Why the Bahian hinterland is the right address
The choice of Bahia was not a lottery. The dry climate, intense luminosity, and long droughts of the semi-arid region of Bahia reproduce, in a tropical version, the conditions in which the date palm thrived for millennia in the Middle East. What has always been treated as a climatic curse of the hinterland becomes, in this project, exactly the competitive advantage.
The logic is the same that transformed the São Francisco Valley into a world hub of irrigated fruit farming: matching a high-value crop with a climate that the rest of the country does not have. Date production enters this shelf of high-value bets per hectare, alongside grapes, mangoes, and other export fruits.
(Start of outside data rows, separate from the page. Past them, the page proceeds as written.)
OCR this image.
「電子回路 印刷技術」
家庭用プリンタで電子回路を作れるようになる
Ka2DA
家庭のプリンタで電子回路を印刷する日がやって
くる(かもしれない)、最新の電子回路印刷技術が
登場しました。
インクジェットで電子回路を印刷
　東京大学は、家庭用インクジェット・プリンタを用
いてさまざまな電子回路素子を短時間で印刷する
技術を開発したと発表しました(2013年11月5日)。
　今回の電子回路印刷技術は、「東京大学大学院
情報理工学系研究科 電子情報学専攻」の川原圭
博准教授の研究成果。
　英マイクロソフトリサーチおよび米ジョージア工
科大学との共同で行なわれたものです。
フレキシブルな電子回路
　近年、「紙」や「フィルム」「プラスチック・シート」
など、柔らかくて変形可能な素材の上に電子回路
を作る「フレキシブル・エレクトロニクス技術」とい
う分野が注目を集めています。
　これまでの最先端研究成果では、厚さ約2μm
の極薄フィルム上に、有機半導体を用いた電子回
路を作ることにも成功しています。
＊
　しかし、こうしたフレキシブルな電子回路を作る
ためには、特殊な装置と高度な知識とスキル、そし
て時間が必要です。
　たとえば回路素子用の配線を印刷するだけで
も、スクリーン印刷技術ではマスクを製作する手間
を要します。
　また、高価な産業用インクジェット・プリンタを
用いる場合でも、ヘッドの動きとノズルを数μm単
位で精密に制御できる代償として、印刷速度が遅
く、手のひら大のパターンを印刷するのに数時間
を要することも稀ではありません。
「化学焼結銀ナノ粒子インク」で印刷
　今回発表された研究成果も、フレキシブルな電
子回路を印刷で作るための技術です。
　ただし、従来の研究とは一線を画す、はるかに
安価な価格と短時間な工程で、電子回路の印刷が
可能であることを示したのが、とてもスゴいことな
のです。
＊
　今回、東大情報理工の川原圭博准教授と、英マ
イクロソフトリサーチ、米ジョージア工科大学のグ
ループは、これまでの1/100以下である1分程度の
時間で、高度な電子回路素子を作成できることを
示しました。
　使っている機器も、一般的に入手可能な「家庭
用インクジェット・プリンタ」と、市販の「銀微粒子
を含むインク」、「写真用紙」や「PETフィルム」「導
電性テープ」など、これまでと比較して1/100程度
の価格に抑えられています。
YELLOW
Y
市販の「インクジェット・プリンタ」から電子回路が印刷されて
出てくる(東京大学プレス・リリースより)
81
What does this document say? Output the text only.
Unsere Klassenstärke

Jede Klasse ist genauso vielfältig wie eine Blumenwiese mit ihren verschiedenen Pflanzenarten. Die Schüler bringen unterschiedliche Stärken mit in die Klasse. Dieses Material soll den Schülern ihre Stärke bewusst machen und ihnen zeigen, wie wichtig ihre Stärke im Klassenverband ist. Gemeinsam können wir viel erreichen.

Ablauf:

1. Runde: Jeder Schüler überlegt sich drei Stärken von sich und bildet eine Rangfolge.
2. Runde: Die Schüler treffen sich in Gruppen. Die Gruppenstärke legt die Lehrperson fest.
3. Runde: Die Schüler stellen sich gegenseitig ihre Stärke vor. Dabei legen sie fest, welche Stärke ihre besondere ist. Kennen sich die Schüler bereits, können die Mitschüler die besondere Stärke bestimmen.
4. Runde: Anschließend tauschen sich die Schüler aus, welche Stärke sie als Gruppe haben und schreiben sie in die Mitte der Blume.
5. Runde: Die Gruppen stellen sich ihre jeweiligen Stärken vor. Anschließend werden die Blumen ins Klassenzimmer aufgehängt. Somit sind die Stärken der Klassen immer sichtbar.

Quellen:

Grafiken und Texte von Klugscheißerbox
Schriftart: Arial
The second batch: 10 thousand seedlings in line
The batch of 110 plants is a pilot. According to Embrapa, a second batch with 10 thousand date palm seedlings is already under review by the Ministry of Agriculture, awaiting sanitary approval to repeat the quarantine and distribution process.
This second batch is what separates the symbolic experiment from true commercial farming. Ten thousand date palms planted on a scale, with an Emirati technological package and structured technical assistance, form the minimum base of a production hub capable of competing for the shelves currently occupied by imported fruit.
What is needed for date production to reach the Brazilian table
Between the seedling in the ground and the fruit at the market, there are years of management, irrigation, pollination, and learning. The commercial-scale production of dates in Brazil is only expected to appear when the first plants reach maturity, starting from the second half of the decade, and success will depend on whether the Arab technical package adapts to the soil and the rainfall regime of the backlands.
Meanwhile, the project continues to add pieces: a billion-dollar agreement in reais on the industrial front, seedlings in quarantine, municipalities preparing the soil, and a diplomatic showcase set up. If the Arab desert turned dates into an economic empire, what prevents the Brazilian semi-arid region from repeating the recipe? Leave in the comments: would you bet on dates from the backlands?